Some countries use the United States’ “protection” as a letter of marquee to impose authoritarian and extremely conservative policies. The serious democracies have independent foreign policies and good relations with the majority of countries without dependencies that might reduce their right to look after their strategic interests, which tend to be different from those of the world powers. With the exception of England, which maintains a special historical relationship with the United States with the purpose of maintaining world influence, those who still get too close to the United States do it with a logic from the Cold War, but no longer to protect themselves from the enemy power, which does not exist. Rather, they get close to the United States to advance extremist political agendas.

Uribe’s administration did it trying to play the role of North American bishop against Venezuela, unaware that not only did the bipolarity fall behind, but that the United States’ former unipolar power is disappearing. Because of that, the United States never took in earnest Colombia’s anachronistic request to sign a military protection agreement against Venezuela in exchange for access to military bases that it already had. After George W. Bush’s failed answer to bin Laden’s challenge and the financial crisis of 2008, the world stopped acknowledging the United States’ position as the great hegemony that it had been since the fall of the Berlin Wall.
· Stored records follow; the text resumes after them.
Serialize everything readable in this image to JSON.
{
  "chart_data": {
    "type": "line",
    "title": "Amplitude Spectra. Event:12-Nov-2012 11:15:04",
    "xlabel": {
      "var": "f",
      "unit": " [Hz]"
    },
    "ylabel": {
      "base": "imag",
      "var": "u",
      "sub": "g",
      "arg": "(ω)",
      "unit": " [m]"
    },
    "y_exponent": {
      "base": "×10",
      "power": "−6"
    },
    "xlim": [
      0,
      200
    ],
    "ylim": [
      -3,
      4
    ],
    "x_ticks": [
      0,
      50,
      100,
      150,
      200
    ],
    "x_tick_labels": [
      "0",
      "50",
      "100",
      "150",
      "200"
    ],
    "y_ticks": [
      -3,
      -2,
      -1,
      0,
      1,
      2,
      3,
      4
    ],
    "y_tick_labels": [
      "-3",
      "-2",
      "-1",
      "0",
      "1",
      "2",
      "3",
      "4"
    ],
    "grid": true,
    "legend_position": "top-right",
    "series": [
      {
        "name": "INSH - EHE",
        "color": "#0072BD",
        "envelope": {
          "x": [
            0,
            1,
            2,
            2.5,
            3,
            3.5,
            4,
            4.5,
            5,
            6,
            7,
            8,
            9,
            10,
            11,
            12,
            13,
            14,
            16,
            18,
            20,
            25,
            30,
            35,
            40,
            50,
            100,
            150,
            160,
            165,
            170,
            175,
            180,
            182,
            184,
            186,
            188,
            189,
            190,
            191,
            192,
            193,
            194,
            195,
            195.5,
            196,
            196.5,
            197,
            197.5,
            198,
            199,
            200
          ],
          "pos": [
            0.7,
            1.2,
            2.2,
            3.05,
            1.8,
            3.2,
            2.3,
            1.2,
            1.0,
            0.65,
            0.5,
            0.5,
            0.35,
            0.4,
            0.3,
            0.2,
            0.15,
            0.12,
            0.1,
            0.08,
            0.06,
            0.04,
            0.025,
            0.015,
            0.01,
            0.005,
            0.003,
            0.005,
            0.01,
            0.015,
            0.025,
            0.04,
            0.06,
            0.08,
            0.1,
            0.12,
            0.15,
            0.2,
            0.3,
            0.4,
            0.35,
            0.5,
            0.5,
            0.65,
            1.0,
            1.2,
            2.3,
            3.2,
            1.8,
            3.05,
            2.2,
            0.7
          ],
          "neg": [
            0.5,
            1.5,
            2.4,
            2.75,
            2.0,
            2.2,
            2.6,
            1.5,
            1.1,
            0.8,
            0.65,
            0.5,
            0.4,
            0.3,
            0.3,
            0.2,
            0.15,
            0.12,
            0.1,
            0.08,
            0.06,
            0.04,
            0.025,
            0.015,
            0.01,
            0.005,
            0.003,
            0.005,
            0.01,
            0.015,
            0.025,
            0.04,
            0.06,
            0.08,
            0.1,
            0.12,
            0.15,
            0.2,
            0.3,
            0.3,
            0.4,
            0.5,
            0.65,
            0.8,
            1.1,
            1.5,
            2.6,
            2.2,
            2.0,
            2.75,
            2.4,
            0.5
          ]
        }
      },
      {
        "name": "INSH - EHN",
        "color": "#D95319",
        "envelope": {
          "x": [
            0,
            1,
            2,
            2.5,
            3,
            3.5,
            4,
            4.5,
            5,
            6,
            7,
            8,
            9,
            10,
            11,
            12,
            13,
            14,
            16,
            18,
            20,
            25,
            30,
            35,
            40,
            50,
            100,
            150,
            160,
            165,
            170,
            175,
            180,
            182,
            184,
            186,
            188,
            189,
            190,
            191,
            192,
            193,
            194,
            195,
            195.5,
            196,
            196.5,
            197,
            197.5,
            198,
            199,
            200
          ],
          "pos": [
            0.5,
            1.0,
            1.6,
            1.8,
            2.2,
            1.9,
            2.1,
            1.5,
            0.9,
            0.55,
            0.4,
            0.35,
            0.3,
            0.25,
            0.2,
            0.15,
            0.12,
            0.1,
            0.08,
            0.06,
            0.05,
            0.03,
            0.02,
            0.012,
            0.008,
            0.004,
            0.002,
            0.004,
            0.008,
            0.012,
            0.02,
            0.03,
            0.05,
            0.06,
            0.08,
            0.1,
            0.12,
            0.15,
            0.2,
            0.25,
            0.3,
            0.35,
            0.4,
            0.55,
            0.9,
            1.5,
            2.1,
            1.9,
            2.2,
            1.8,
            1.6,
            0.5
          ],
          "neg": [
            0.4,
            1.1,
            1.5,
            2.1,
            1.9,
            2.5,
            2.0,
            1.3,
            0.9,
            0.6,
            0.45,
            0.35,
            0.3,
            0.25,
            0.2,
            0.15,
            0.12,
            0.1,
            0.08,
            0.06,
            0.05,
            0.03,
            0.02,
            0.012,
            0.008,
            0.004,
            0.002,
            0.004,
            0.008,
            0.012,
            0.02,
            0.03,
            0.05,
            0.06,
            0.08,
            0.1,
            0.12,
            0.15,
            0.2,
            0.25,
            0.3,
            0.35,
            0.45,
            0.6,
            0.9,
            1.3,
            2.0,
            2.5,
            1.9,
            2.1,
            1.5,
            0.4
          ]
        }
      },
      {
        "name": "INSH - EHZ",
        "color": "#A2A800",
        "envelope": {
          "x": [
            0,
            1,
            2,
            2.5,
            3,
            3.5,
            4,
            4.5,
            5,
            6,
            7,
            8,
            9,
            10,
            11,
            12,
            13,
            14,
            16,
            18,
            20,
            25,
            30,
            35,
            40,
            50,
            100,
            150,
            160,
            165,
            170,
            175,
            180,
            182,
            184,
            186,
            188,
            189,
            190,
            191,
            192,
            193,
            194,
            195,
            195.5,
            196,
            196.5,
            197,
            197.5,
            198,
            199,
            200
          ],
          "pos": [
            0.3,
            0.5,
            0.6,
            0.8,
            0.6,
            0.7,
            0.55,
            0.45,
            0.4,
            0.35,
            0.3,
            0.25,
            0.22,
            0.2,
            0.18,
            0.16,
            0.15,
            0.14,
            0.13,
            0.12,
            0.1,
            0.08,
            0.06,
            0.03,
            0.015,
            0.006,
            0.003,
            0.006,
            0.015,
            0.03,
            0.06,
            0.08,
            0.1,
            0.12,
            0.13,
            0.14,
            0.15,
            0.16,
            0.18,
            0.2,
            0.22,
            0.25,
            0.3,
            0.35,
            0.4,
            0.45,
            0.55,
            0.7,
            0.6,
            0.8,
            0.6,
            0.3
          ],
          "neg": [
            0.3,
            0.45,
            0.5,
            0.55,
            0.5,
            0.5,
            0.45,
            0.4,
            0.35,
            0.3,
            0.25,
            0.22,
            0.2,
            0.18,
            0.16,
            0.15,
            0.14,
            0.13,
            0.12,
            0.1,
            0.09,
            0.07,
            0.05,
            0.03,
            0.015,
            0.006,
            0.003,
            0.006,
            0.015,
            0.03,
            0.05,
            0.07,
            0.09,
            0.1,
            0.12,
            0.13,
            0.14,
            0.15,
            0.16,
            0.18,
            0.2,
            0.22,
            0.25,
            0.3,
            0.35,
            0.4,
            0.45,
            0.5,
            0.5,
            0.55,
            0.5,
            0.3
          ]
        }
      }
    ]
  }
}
That is why it was necessary for the Santos administration’s foreign policy to rescale the relation with the Unites States in order to end the 12 year phase in Colombia called by some “intervention by invitation.” Other countries are also taking advantage of the influence crisis that Obama’s administration is going through. The White House itself appears to have received the Colombian initiative with relief, because it interprets that it will allow them to overcome the excesses of the Uribe–Bush relationship, like the solitary support of the Iraq invasion and Uribe’s challenge to the countries of the region.